その両者を含んだ、小松の最新作が集められたのが第Ⅴ章、「未来形の神話たち:抽象と象徴の冒険」である。そこには、これまで小松を導いてきたモチーフ、「目」そして神獣たちが、鮮やかな色彩、躍り上がり戯れ合うようなダイナミックな形態をもって、あらためて登場するとともに、これまでほとんど描かれてこなかった抽象的な図形たち、やはり論理的で冷たい図形たちではなく、生命的で温かい図形たちが、胎児状のモチーフと重なり合い、融け合いながら、出現している。特に「神話は未来形」には、「目」や神獣などとともに、そうした図形たち、胎児たち、受精卵たちが一堂に会し、圧巻である。
小松美羽は、自身の身体を、生命生成の「場」そのものとしながら、作品生成の「場」そのものに立ち続け、制作という新たな生命の産出そのものを執り行っている。果たして、小松のそのような営為を芸術という視点からのみ考えることは正当なことなのだろうか。ある意味において、それは宗教行為そのものであるとともに、生々しい比喩を使うことを許してもらうならば、生殖行為そのものでもあるだろう。宗教的な信仰と芸術作品の制作、そして生命の産出。遠い過去、黒曜石を削り出し、獣を追って移動を重ねていた原型的な人間たちにとって、それらは同一の営為であったはずだ。さらには遠い未来、もしかしたらその外側すなわち宇宙から地球をながめながら暮らす新たな人間たちにとっても、まったく同一ではないであろうが、しかしそれでも同様の重なりを考えることは可能であろう。
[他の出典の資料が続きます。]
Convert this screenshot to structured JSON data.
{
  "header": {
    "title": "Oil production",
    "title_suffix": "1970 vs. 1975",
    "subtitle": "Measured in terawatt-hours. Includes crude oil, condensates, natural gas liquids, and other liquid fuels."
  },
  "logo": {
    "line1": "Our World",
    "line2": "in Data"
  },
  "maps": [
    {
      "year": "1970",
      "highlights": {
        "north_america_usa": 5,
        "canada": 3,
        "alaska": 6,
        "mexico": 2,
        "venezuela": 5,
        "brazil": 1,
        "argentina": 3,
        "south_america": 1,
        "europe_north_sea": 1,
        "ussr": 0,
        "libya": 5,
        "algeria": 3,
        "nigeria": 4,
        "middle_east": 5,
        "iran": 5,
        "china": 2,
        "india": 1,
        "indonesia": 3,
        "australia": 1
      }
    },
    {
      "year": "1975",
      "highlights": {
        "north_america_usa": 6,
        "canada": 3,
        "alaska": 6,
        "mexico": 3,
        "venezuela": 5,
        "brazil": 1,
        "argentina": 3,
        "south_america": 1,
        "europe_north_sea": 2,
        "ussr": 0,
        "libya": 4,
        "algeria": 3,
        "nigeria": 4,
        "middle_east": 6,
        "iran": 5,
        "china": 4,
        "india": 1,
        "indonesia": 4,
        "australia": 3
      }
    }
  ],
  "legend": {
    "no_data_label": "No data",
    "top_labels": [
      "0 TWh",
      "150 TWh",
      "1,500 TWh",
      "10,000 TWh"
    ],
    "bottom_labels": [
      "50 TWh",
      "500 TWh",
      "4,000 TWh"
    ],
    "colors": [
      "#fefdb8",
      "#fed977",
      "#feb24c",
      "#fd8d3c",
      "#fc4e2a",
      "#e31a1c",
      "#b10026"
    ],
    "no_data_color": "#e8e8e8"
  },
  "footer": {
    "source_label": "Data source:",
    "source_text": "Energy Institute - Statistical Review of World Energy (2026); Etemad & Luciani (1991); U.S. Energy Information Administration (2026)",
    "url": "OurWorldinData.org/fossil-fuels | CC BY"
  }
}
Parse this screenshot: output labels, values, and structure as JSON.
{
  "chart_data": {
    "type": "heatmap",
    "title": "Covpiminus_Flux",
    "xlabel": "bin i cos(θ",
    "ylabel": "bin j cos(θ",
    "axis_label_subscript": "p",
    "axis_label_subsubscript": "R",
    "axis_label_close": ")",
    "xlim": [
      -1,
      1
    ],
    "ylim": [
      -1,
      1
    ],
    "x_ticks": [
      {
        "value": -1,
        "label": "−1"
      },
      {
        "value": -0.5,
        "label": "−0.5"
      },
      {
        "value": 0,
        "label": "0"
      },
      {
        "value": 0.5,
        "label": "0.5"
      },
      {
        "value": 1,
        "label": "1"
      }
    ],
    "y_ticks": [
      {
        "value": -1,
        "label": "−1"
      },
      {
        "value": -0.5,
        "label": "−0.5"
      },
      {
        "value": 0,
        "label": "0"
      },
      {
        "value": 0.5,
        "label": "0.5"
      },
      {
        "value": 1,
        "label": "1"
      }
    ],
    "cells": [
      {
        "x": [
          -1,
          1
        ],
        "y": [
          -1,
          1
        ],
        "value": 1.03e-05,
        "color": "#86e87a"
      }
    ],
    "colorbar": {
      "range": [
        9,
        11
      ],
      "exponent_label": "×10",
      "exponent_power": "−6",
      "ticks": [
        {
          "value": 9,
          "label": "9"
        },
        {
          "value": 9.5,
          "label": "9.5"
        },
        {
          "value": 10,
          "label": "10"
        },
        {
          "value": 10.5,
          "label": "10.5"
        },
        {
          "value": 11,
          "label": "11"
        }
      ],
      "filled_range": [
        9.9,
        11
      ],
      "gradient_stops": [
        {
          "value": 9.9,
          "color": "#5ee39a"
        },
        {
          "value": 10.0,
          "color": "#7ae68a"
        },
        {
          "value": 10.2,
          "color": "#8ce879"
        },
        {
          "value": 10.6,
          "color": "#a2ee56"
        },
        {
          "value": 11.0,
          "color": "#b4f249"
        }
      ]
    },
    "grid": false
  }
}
小松美羽という固有でありながら普遍を志向している特異な表現者、そうした特異な存在が創り出す――産出しつつある――特異な作品群は、世界が文字通り一つとなった近代という時代に生まれ、東西が一つに融合したその近代のもつ可能性を十全に体現しながらも、表現の遠い過去にして遠い未来、そうした遠い表現が描くべき、来るべき抽象にして象徴の在り方、あるいは、そうした表現を可能にする、来るべき霊性の在り方を、その作品群を前にした鑑賞者――それがたとえ誰であろうとも――にとって思考させずにはいられなくなる強烈な力を発散し続けている。